Variation exists in everything, especially within a system. You understand that some processes will produce at a faster or slower rate than others, and this is the premise behind variation. Because of variation, the output from a system will not be linear, but rather it will operate within a range that changes.  This variable range is known as statistical fluctuation, and it exists in every system.  It’s important to understand that you cannot make variation go away.  The theory and practice of Six Sigma has pioneered the race to variation reduction.  But even with the most valiant efforts of time and money, not all variation can be removed.  You can reduce the amount and severity of variation, but it will still exist.  Once you understand that variation is a constant variable in any system, it’s easier to understand that at some point you will reach the minimum variation that is controllable in the system, and any efforts to reduce variation beyond that point are fruitless.  Perhaps, instead of spending so much time and effort on techniques to remove variation, the focus should really be on techniques to manage variation.   

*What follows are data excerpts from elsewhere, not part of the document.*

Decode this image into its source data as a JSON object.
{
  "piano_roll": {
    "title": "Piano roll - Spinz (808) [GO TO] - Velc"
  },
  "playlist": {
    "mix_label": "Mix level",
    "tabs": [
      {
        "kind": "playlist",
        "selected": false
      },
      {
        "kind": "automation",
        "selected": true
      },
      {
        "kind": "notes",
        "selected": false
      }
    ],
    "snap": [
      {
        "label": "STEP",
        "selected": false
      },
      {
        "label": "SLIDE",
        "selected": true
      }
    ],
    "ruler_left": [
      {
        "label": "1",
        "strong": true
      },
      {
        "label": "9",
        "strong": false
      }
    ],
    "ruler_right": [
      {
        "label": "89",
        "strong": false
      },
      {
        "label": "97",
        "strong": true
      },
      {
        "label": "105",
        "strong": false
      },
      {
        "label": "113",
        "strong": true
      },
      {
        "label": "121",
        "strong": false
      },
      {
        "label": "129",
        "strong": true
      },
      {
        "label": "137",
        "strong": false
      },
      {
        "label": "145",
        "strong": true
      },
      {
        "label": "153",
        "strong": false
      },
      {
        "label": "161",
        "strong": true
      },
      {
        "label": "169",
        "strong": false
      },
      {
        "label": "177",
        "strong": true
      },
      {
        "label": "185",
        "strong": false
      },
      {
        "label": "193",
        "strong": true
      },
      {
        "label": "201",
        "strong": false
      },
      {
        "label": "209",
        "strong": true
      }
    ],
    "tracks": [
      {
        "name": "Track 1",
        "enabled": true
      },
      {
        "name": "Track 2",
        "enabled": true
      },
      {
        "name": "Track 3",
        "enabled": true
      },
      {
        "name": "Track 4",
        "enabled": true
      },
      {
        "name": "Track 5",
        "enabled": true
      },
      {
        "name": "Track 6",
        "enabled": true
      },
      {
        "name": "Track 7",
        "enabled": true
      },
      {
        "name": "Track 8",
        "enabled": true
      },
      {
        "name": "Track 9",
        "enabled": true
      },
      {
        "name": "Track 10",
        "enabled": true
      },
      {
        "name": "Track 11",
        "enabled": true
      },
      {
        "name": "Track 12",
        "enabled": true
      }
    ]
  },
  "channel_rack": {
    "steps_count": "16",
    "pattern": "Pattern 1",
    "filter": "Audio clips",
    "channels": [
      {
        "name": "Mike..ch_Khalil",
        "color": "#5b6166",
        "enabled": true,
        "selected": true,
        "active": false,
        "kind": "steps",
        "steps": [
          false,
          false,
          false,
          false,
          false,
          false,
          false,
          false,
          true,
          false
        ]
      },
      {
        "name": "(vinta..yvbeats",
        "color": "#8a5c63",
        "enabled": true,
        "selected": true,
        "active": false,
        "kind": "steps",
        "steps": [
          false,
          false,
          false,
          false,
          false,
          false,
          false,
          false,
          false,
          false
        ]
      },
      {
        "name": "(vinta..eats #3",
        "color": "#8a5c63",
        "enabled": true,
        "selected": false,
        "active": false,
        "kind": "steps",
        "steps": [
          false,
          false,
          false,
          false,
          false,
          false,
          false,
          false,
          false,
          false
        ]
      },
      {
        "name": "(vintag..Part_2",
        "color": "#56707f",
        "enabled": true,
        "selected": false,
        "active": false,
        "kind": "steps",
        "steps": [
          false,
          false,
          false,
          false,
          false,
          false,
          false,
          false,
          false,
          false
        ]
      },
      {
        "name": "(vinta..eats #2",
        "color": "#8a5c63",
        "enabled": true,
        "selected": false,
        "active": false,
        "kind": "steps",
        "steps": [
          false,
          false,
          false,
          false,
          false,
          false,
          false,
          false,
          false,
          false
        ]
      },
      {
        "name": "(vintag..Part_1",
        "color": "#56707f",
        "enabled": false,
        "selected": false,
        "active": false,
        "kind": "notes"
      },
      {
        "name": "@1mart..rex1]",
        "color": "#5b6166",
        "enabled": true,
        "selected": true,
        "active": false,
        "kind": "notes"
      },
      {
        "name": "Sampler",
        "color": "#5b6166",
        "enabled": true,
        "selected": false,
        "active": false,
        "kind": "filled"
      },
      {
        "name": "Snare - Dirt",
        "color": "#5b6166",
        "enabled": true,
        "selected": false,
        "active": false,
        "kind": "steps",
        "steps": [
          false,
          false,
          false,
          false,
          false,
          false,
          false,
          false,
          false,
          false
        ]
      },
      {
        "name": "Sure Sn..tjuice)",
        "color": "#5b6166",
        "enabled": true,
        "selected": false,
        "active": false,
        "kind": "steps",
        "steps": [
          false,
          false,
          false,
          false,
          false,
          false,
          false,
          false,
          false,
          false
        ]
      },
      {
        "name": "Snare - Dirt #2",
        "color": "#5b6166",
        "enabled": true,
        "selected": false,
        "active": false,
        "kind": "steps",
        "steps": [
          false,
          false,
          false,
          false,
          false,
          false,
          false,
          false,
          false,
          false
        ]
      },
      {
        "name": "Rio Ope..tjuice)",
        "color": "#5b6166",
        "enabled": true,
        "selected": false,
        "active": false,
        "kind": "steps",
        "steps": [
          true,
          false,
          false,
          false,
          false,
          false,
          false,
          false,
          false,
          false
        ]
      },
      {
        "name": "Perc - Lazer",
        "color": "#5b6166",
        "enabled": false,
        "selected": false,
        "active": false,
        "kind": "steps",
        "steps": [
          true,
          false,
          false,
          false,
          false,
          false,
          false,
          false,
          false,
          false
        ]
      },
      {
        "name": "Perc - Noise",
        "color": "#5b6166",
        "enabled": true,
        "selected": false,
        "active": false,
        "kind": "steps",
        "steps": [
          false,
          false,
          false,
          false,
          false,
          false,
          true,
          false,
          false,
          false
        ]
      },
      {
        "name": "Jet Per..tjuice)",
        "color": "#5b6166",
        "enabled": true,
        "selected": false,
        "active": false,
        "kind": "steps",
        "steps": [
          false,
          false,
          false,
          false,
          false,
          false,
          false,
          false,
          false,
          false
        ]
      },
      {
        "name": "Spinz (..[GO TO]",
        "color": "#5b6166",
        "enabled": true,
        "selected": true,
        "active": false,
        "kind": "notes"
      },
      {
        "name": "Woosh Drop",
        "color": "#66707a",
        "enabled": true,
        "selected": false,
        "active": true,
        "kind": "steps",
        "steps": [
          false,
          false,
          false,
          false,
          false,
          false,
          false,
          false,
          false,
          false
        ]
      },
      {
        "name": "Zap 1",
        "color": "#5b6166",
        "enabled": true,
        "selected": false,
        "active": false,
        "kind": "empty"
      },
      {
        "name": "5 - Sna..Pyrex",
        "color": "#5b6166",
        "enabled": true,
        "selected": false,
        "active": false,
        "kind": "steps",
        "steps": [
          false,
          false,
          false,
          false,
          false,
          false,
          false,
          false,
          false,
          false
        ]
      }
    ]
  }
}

 Managing Variation with Drum Buffer Rope

When viewing a system through the eyes of DBR, it becomes quickly apparent that improving every step in the process is not required, nor will the sum total of all of those discrete system improvements equal an improved overall system.  When conducting a full systems analysis, with the intent of implementing DBR, an important consideration to know and understand is the location of the system constraint, or slowest operation.  In Goldratt’s Five Focusing Steps, this is Step 1—Find the constraint.  Once you know where the slowest operation resides, you now have the information necessary to know where to focus your attention within the system.  Why is it important to understand where the slowest operation is?  Because this is the location that controls and determines the output for your entire system.  In essence, the entire system will produce no faster than the slowest operation can produce.  (The system can produce less, but it won’t produce more.)

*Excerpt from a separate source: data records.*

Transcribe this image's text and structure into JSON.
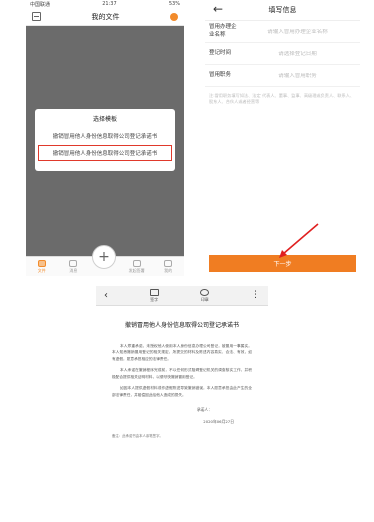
{
  "left_phone": {
    "status": {
      "carrier": "中国联通",
      "time": "21:37",
      "battery": "53%"
    },
    "header": {
      "title": "我的文件"
    },
    "dialog": {
      "title": "选择模板",
      "option1": "撤销冒用他人身份信息取得公司登记承诺书",
      "option2": "撤销冒用他人身份信息取得公司登记承诺书"
    },
    "tabbar": [
      {
        "label": "文件"
      },
      {
        "label": "消息"
      },
      {
        "label": "发起签署"
      },
      {
        "label": "我的"
      }
    ]
  },
  "right_phone": {
    "header": {
      "title": "填写信息"
    },
    "fields": [
      {
        "label": "冒用办理企业名称",
        "placeholder": "请输入冒用办理企业名称"
      },
      {
        "label": "登记时间",
        "placeholder": "请选择登记日期"
      },
      {
        "label": "冒用职务",
        "placeholder": "请输入冒用职务"
      }
    ],
    "note": "注:冒用职务填写如法、法定 代表人、董事、监事、高级理或负责人、联系人、股东人、合伙人或者经营等",
    "next_button": "下一步"
  },
  "doc_view": {
    "toolbar": {
      "sign": "签字",
      "stamp": "印章"
    },
    "title": "撤销冒用他人身份信息取得公司登记承诺书",
    "paragraphs": [
      "本人郑重承诺，未授权他人使用本人身份信息办理公司登记，被冒用一事属实。本人知悉撤销冒用登记的相关规定，所提交的材料及陈述内容真实、合法、有效，如有虚假，愿意承担相应的法律责任。",
      "本人承诺在撤销程序完成前，不以任何形式阻碍登记机关的调查核实工作，并积极配合提供相关证明材料，以便尽快撤销冒用登记。",
      "如因本人提供虚假材料或作虚假陈述导致撤销错误，本人愿意承担由此产生的全部法律责任，并赔偿因此给他人造成的损失。"
    ],
    "signer": "承诺人：",
    "date": "2020年06月27日",
    "note": "备注：此承诺书由本人亲笔签字。"
  }
}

With the constraining operation identified, you have collectively quarantined the “drum” beat for your system.  Knowing the drumbeat is of strategic importance to implement and gain any system improvements.  The drum provides you with the necessary information of knowing where to focus your improvement efforts.  Historically, many organizations can and do conduct many improvement projects on a yearly basis.  The mantra seems to be that every organization and every process should strive for improvement.  The thought is that each organization is improving at some level of frequency to make the whole system better.  However, the sum of many efforts does not always equal what is good for the whole.

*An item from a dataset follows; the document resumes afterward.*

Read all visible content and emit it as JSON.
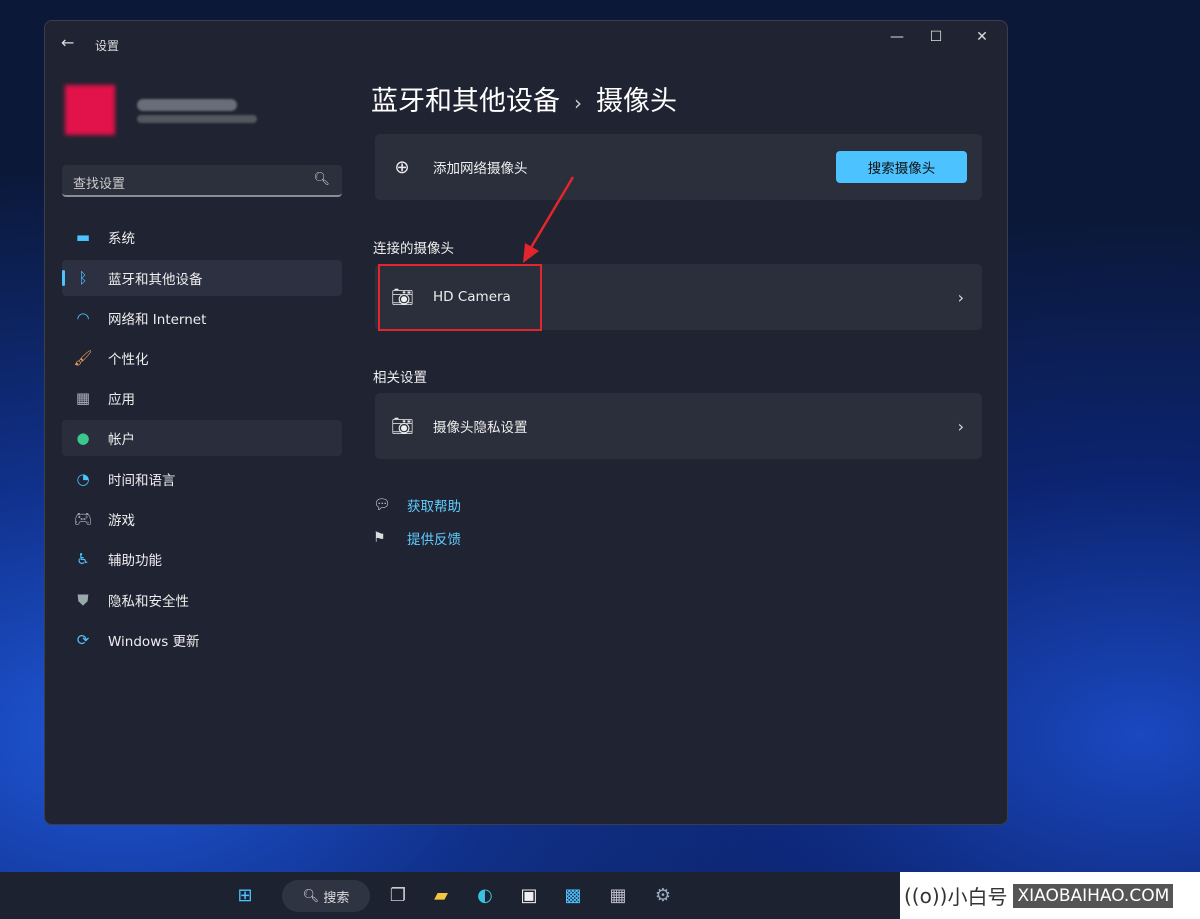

The problem with this type of thinking is it is a totally unfocused shotgun approach to solve the problem.  In effect, it presents an improvement policy that states: if I select a wide enough range, then I should hit the target, or at least come close to the target.  When you take the shotgun approach you might hit everything a little bit, but miss the full impact required to make real change and improvements.  If your shotgun approach includes trying to improve non-constraints, and most do, then the system as a whole gains nothing!  The improvement of non-constraints in isolation of the entire system, without a comprehensive analysis, is just a way of dealing with symptoms and not the real issue (constraint).  Without the ability and the accurate information necessary to focus on the real issues, the disease goes merrily on.  Improvement of non-constraints is a noble gesture, but one that yields little, if any, real improvements.  Every process within a system does not need to be improved at the same time!  Some system processes are more important than others.  Without knowing where your constraint resides, your efforts to improve will be unfocused and consequently worthless, serving only to consume large amounts of money, resources, and time.